More people are having to turn to their housing wealth, be it through downsizing; interest-only mortgages or equity release. This then introduces new retirement income patterns that affect pension drawdown and constrains the use of annuity products.
Therefore, should the order actually be the tax-free element of pension savings, then the proceeds of downsizing followed by the taxable element of pension savings? If this is the order now, then it might explain why tax-free cash and no income is a popular pension freedom option.
Another order could be to take the pension for a fixed period, say 15 years, then rely upon equity release for the remainder of the individual’s life. You might have noted that neither of these options depend upon lifetime income from the pension pot.
We are also seeing an evolution in consumer behaviour. The changes to State pension age and the removal of the default retirement ages have changed the ages at which people are retiring. The biggest increase in employment activity is among the over 55’s.
Retirement now means different things to different people. People are also moving into retirement and out again. This is not only because of their financial needs but also social needs drive a lot of behaviours.
I know an ex-sales director who has taken up employment three days a week as a car park attendant at a local tourist attraction. He loves the social interactivity. What’s more he receives a reasonable additional income that means he does not have to draw so much income from his pension pot.
You may have noticed that the age of supermarket check-out assistants seems to be increasing rapidly. Ageing may no longer be measured by policeman getting younger but by you being closer to the age of the person you see at the end of your weekly shop.
So, if the way people plan for, transition into, move into and out of retirement is changing, then it’s clear that ‘off the counter’ solutions will not work for them. What they require are flexible, adaptable solutions with reviews whenever changes to their situation occurs.
To keep this article simple, I have restricted retirement wealth to pension and housing wealth. ISA wealth is growing fast and will get a boost if there are constraints on pension tax relief. If someone has £250k in an ISA, for example, how will that be factored into their retirement plan?
Left to their own devices, consumers will use employment income, housing wealth, pensions, ISAs and other assets either sequentially or in tandem.

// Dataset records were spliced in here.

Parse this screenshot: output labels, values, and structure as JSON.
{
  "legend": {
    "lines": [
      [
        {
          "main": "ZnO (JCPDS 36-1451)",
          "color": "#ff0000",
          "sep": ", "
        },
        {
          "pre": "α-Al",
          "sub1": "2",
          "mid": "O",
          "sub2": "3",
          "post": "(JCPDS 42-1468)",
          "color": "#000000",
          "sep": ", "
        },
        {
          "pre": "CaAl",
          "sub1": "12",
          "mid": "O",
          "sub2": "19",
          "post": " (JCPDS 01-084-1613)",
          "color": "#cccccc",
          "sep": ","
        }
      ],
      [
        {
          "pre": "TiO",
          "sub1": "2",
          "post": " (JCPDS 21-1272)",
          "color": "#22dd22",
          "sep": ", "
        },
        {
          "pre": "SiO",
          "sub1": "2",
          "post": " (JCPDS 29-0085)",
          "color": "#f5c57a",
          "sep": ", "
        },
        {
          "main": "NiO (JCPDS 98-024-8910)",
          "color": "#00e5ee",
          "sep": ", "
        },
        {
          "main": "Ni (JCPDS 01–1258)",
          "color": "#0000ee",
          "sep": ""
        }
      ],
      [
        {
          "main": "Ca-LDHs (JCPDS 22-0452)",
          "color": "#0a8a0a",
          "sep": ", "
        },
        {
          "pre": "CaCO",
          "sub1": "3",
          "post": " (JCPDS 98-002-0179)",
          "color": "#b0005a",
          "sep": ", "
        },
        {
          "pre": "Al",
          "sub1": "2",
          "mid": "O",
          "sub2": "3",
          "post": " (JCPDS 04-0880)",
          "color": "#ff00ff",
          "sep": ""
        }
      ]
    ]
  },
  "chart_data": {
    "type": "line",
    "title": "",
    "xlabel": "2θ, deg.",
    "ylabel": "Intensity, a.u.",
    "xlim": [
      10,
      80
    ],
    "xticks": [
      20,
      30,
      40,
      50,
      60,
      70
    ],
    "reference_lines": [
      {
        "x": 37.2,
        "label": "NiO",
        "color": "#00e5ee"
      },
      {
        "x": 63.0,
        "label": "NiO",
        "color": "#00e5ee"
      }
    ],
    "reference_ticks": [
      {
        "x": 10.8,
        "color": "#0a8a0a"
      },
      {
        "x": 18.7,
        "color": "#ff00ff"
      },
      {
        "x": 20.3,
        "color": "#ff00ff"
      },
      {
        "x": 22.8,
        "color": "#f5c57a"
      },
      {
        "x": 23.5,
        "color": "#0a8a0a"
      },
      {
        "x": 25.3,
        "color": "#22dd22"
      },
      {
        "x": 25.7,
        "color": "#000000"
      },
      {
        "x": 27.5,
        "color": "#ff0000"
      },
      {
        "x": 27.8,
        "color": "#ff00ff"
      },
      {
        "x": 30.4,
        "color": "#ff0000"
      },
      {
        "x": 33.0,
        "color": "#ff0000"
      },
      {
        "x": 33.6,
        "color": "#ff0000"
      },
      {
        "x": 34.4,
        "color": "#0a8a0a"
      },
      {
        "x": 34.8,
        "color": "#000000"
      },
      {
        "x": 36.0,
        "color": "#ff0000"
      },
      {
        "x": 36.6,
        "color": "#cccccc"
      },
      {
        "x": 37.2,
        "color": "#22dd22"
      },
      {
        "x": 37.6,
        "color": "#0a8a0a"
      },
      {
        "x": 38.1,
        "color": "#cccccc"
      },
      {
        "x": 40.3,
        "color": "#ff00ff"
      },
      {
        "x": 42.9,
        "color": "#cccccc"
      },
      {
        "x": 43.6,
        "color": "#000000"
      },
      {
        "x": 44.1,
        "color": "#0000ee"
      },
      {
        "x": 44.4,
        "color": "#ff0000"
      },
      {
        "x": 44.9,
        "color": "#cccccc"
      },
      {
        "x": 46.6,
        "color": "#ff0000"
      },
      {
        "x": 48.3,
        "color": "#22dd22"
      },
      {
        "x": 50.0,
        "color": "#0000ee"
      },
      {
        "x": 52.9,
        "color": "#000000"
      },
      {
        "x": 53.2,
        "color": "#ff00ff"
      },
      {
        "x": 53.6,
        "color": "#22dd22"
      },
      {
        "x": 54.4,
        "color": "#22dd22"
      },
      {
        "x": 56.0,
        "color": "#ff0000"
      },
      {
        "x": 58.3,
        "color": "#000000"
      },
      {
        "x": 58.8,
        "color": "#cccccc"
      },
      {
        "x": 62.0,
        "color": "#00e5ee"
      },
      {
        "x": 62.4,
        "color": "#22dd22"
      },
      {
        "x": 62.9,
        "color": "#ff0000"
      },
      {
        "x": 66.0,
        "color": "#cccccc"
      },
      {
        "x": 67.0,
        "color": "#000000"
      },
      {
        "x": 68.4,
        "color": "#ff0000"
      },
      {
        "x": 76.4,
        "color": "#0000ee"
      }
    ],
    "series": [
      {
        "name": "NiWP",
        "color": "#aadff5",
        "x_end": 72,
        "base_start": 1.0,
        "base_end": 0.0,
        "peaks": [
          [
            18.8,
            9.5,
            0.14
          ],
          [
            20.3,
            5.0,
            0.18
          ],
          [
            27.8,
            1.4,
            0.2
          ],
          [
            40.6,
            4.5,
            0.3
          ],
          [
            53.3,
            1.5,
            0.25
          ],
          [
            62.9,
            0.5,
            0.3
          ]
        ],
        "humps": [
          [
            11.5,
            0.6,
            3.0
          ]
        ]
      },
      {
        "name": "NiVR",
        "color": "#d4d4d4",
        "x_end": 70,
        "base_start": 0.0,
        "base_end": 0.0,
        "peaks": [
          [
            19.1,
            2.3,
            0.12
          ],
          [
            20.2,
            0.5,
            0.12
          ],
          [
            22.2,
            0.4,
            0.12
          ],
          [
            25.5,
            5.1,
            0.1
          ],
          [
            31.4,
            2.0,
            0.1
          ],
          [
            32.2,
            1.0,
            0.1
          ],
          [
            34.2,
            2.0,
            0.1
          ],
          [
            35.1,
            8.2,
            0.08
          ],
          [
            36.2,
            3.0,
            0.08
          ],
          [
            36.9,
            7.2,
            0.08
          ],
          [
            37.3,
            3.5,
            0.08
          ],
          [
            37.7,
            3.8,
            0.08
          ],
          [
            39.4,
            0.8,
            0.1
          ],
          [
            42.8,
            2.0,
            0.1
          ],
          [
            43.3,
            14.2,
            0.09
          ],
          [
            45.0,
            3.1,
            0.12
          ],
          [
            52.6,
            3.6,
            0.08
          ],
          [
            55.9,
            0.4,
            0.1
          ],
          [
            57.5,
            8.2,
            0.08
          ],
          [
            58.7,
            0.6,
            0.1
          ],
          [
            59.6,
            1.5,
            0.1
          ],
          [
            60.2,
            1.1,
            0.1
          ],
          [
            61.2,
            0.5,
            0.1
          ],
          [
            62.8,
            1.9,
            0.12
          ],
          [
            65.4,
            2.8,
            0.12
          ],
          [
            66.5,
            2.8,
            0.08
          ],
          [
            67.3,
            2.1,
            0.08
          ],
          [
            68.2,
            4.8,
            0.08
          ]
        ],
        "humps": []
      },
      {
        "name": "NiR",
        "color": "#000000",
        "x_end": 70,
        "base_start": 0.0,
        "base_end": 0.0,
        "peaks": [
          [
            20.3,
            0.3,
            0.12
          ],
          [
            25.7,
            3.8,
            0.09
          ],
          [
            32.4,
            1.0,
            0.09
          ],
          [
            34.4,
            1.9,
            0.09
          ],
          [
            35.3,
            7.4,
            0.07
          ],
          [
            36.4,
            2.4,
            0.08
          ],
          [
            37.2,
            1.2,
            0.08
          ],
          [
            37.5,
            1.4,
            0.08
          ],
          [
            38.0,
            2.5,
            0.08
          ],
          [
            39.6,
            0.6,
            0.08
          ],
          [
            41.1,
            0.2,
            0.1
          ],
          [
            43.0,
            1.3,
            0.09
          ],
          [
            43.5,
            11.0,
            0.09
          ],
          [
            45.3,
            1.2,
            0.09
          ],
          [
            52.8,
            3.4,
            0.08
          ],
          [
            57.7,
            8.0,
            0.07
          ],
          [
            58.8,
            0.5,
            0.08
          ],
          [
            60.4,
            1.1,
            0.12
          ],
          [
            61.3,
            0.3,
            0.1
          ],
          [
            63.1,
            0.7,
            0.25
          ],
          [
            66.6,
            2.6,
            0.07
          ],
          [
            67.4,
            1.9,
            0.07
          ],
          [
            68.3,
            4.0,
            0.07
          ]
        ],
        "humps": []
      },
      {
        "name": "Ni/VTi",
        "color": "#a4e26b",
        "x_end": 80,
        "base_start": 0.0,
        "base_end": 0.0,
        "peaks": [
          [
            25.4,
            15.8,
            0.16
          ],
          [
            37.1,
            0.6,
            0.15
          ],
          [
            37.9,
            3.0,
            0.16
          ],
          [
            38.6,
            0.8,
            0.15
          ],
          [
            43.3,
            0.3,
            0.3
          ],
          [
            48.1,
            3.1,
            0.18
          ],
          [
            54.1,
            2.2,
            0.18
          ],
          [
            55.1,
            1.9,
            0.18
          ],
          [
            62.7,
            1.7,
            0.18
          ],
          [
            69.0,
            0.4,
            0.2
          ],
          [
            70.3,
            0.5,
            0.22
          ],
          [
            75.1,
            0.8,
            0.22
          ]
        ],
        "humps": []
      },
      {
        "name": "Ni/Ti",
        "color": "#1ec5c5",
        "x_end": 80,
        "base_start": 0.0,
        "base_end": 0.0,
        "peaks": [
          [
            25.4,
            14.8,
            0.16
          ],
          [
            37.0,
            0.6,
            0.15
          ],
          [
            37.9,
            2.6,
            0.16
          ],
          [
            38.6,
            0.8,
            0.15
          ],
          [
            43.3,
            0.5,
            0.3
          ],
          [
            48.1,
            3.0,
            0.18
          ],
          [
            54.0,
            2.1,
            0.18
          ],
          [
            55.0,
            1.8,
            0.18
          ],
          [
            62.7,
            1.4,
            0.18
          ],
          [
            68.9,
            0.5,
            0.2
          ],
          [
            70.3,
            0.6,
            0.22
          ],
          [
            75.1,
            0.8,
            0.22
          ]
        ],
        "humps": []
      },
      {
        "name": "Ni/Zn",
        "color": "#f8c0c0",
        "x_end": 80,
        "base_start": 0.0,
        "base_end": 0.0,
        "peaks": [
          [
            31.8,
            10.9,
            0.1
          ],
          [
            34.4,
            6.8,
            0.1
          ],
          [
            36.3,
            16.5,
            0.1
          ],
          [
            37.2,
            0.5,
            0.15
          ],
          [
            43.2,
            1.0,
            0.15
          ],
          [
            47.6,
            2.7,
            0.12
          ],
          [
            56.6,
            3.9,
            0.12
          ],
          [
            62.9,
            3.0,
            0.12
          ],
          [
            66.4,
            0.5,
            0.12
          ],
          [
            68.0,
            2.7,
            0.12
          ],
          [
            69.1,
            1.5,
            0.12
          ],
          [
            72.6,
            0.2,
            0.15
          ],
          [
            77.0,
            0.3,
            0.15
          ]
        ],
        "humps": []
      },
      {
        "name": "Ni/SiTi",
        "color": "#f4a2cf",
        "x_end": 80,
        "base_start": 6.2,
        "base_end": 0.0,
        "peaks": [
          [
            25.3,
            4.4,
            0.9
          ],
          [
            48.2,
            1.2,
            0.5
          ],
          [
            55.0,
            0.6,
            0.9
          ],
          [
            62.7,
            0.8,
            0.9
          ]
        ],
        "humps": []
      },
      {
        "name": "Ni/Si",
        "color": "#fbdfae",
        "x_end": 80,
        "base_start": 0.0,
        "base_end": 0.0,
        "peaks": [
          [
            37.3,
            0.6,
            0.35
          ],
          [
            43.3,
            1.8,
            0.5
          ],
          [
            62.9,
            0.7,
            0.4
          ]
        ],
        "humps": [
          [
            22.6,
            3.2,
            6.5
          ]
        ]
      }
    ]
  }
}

They will still however require advisers who can steer them through the minefield this creates.
All this brings us back the Dunning-Kruger competence curve. Many novices are over-confident about their competence. More experienced experts are often less so. They know what they don’t know and fear other unknowns – life is a continual education for them.
Experts in the later life market probably feel that so much is changing that we are on the verge of a new world. They may feel they will never be an expert on everything to do with retirement but that’s not the case. An understanding of the ongoing changes is a good base point to work from, and an acceptance that everything will change and you have a duty to keep up, will also ensure you are in a strong position to support the needs of your clients now and in the future.